First, let’s discuss the nature of the deep ocean. It’s a cold environment, with an average temperature of around 4°C, as this is the temperature in which water is the densest. Food is very scarce, the majority of it being in the form of marine snow, a rain of particulate organic matter, bearing barely anything of value after its trip down from the upper layers. It’s a dark and lonely environment, predators have a harder time finding prey to feast on. On top of all of that, we can only imagine the crushing pressures created by thousands of meters of water pressing down on you. How do animals adapt to such harsh and extreme conditions?
Pressure isn’t as much of a problem, as deep-sea creatures are largely made up of water, the same substance all around them. Gravity is non-restrictive, as the creatures of the world of the three-dimensional ocean are suspended in this large reservoir of liquid.
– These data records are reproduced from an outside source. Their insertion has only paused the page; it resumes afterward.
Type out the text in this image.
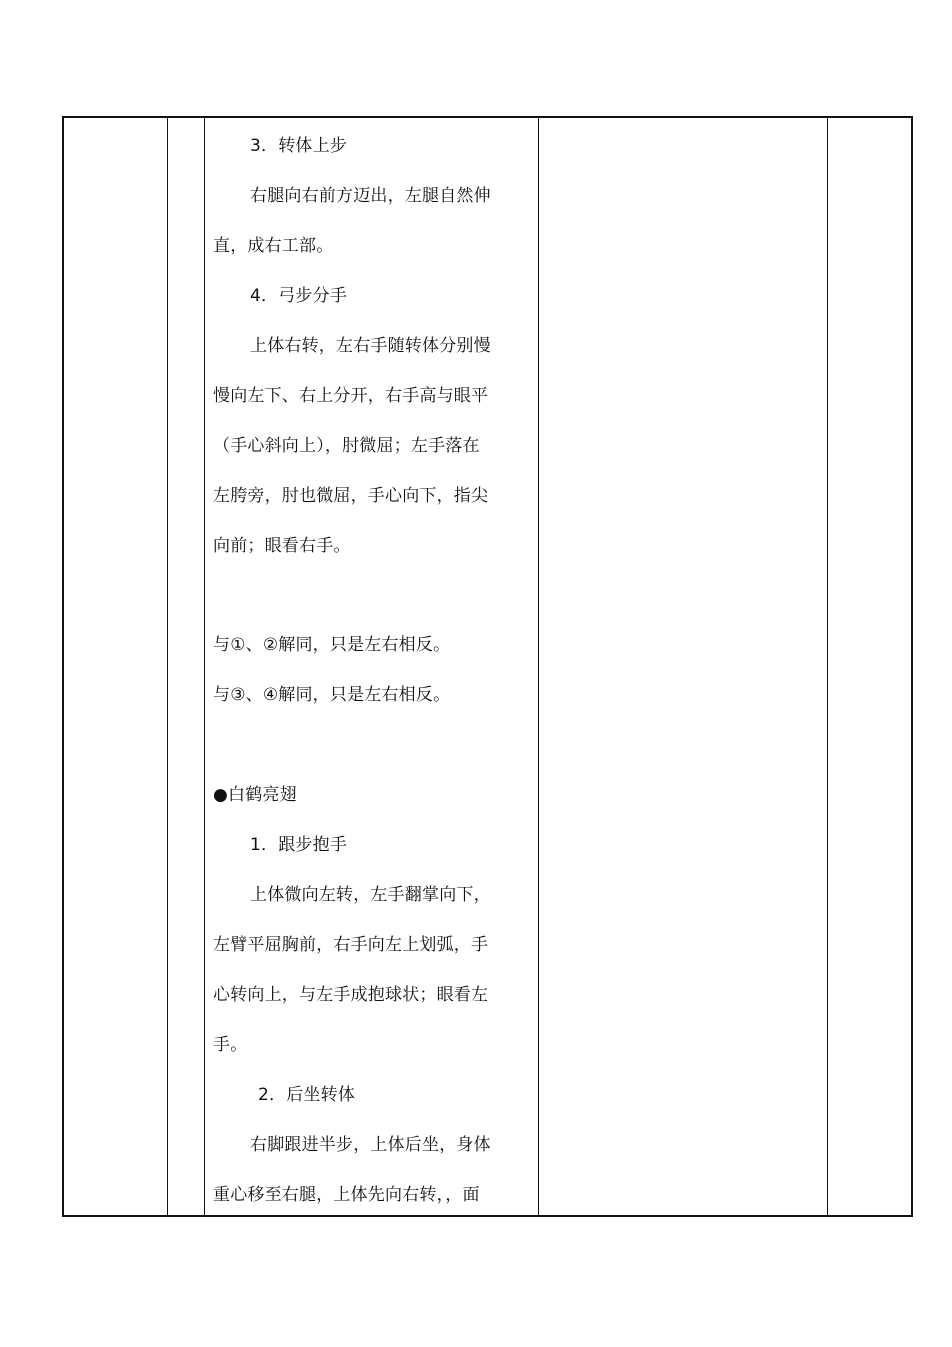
3．转体上步
右腿向右前方迈出，左腿自然伸
直，成右工部。
4．弓步分手
上体右转，左右手随转体分别慢
慢向左下、右上分开，右手高与眼平
（手心斜向上），肘微屈；左手落在
左胯旁，肘也微屈，手心向下，指尖
向前；眼看右手。
与①、②解同，只是左右相反。
与③、④解同，只是左右相反。
●白鹤亮翅
1．跟步抱手
上体微向左转，左手翻掌向下，
左臂平屈胸前，右手向左上划弧，手
心转向上，与左手成抱球状；眼看左
手。
2．后坐转体
右脚跟进半步，上体后坐，身体
重心移至右腿，上体先向右转，，面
Then, we resort to three rules to explain deep-sea gigantism: Kleiber’s rule, Bergman’s rule, and the Island rule.
Kleiber’s rule states that the bigger an animal is, the more efficient it tends to be. Comparing the efficiency of the metabolism of a whale to that of small fish, whales make better use of their food. This comes down to the area to volume ratio. Small animals have a high surface area compared to their volume, while bigger animals’ surface area may be higher, their volume increases much faster, thus decreasing the aforementioned ratio. A lower ratio correlates to a lower level of heat loss to the surrounding cold water via conduction, thus a lower amount of heat needed to be replaced via the metabolism, which in turn significantly decreases the amount of food required to sustain oneself. Larger animals can also consume larger prey, have bigger reserves, and go for longer without eating while searching for more prey or simply a mate.
Bergman’s rule dictates that animals living in cold conditions tend to be large. Cells will grow in size, and the fact that deep waters contain high levels of oxygen helps that growth. Those larger cells will have a slower metabolism, leading to them looking to live in slow motion as well as having longer lifespans than their shallow counterparts.
The Island Rule is the rule in which small organisms may grow to large sizes on isolated islands. The ocean would be similar in its limited resources, isolation from the rest of the ocean and low predation. Marine biological diversity was already high, but it saw a boom after the impact of the meteor that caused the extinction of the dinosaurs. With the surface being a treacherous place to be, fishes went deeper and were forced to adapt.
One of the most famous examples of such fauna would be the squid. Squids typically do not exceed much more than half a meter in length, however both the colossal squid and giant squid dwarf that by having an average length of 10m and 11m respectively. Another would be sea spiders that normally are about 1 mm in size, whereas sea spiders coming from deep waters have been observed to grow to a meter tall.
While it may seem to be counter-intuitive at times, nature works in mysterious and creative ways. Although we might expect animals to shrink under the immense pressure of the deep sea, instead, we see quite the opposite. The large size of these sea creatures can only be explained using three rules. Through the Kleiber, Bergman’s, and the Island rules, one can learn that only through the perfect mix of heat and energy preservation, cell expansion, and oxygen-rich environments can such massive bodies exist and continue to have a large advantage over smaller creatures. Thus, deep-sea gigantism is all but an illogical phenomenon.
Hey there!
If the Kleiber’s principle is true then don’t you think that prehistoric deep sea creatures like the megalodon for example, would still be alive to this day? According to paleontologists the believe that one of the causes of the megalodon’s extinction was from a lack of sufficient food i.e large prey to keep it satiated.
So it’s easy to see how the Kleibers principle is not accurate and only based on observation not fact!
Hello! Thanks for reading my article!
The Kleiber rule talks about what can be defined as caloric efficiency, basically making the most out of your food. The larger the animal, the more it’ll make out of its meal. For example, two 500kg animals will eat more than one 1,000kg animal (the latter would still require a significant amount of food.)
Although the megalodon was indeed a massive animal with high caloric efficiency, it simply could not meet its demands. Being large, it still would have required a lot of food to stay alive, just a little less per kg due to its efficiency.
Studies have speculated that it may have been a combination of factors, including a dip in its prey (whales and seals) availability along with fierce competition by great white sharks making food even less available that caused their extinction. This extinction most likely would have been taken a very long time to finally happen, possibly hundreds of thousands if not millions of years.
Long story short, efficiency means you need less food per kilogram of mass. But even with this taken into account, given megalodons were unable to meet their caloric need, they were driven to extinction.